Jack Brooksbank, MJLST Staffer
City planners and civil engineers across the country face a little-known, yet extremely important, question when designing road systems: how long should the green lights last? Anyone who has ever had a regular commute probably wishes the answer was simply “longer,” but this seemingly minor detail can get quite complex. Traffic light timing decisions are made by both government officials and specialist consulting firms, based on extensive studies, and supported by academic papers. The practice of traffic light timing is so established that it has its own lingo.
Perhaps the most important part of traffic light timing is coordination. Engineers try to set the cycles of lights on a given route in concert, so that a car passing through one green light finds the next light turning green in time for it to continue. “The intent of coordinating traffic signals is to provide smooth flow of traffic along streets and highways in order to reduce travel times, stops and delay.” When done well, it leads to a phenomenon known in the industry as a “green wave,” where a car hits every green light in a row and never needs to come to a stop.
It’s not just a minor detail, either. Coordination can have some serious benefits for a city. One town revamping its timing scheme estimated it would reduce travel times by as much as 10%. And although making the morning commute go more smoothly is a worthy goal in itself, proper light timing can create other benefits too. Efficient traffic light timing can even help the environment: by reducing the number of stops, and the total time spent driving, coordinated traffic signals reduce the amount of fuel burned, and greenhouse gasses produced, by commuters.
However, timing traffic lights relies in large part on one central assumption: that a car leaving one green light takes a certain amount of time to get to the next one. This raises a potential problem: drivers don’t follow the speed limit. Indeed, one study found that nearly 70% of all drivers regularly speed! When timing traffic lights, then, designers must make a choice: do they time the lights based on the legal speed limit, or based on the speed drivers actually go?
If timing is based on the speed limit, many cars will still arrive at the next light before it has turned green. The coordination of signals won’t have mattered, and the cars will still have to come to a stop. By basing the timing on the wrong speed, the designers have negated the benefit of their careful work, and might as well have saved the time and money needed for figuring out how to coordinate the signals in the first place. But, if instead timing is based on the speed drivers really travel, designers are essentially rewarding illegal behavior—and punishing those drivers who do actually follow the law with extra stops and delays!

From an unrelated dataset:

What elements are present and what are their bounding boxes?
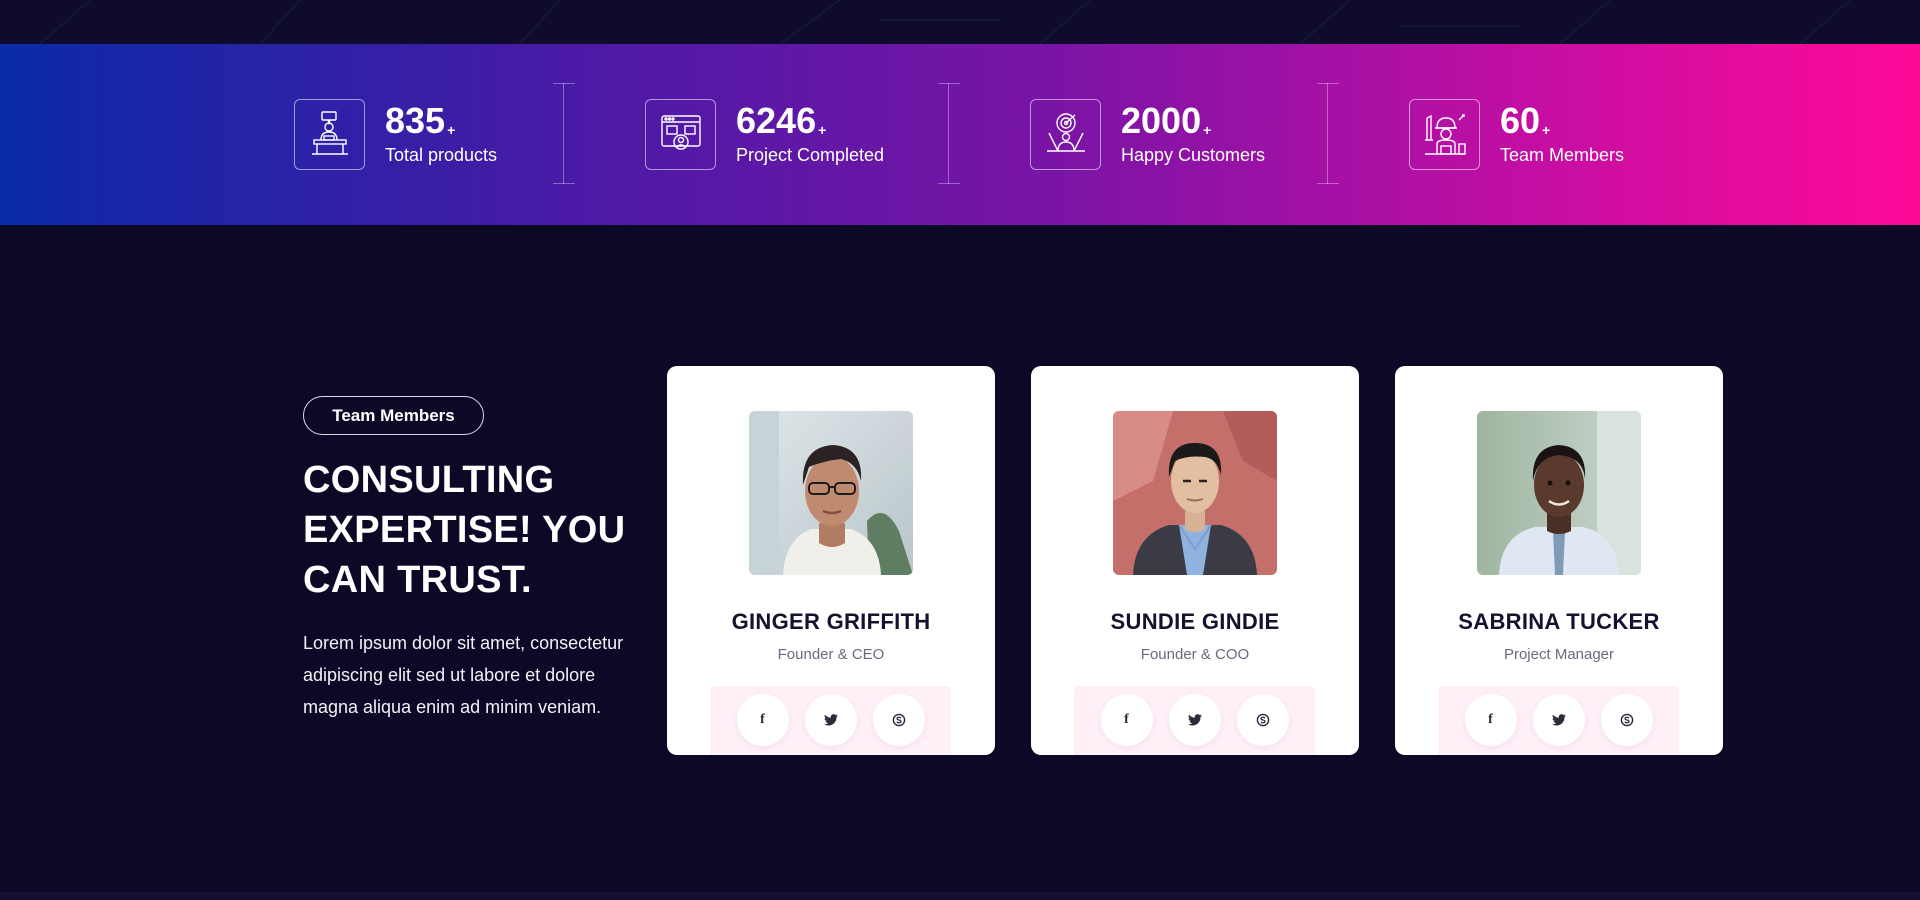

Most major cities now rely on actuated controllers, or devices that detect when cars are approaching in order to trigger light changes without human input. Some cities are even experimenting with AI-based systems that take the design out of human hands completely. Advances in technology have thus heavily favored the “actual speed” approach, but is this because a decision was made to accommodate speeding drivers? Or have cities, in their enthusiasm to reduce congestion, simply adopted the latest in technology without considering the policy choice that it entails?
Also, if traffic lights should be timed for the actual speed cars travel, it may raise further implications for other areas of law that rely on questionable assumptions of human behavior. Perhaps most notable is the law of contracts, which generally relies heavily on the assumption that people read contracts before signing them. But as electronic devices, apps, and online content proliferate, this assumption gets farther from the truth. And people can hardly be blamed for agreeing without reading: one investigation in Norway found that people have an average of 33 apps on their smartphones, and that reading the terms and conditions of that many apps would take an average of 31 hours. Another investigation found that simply reading all the website privacy policies an average internet user encounters in a year would require 76 eight-hour days of reading! If we should time traffic lights to account for people being too impatient to follow the legal speed limit, surely we should update the laws of contract to account for such a crushing reading load. Perhaps it is time to reform many areas of law, so that they are no longer grounded on unrealistic expectations of human behavior.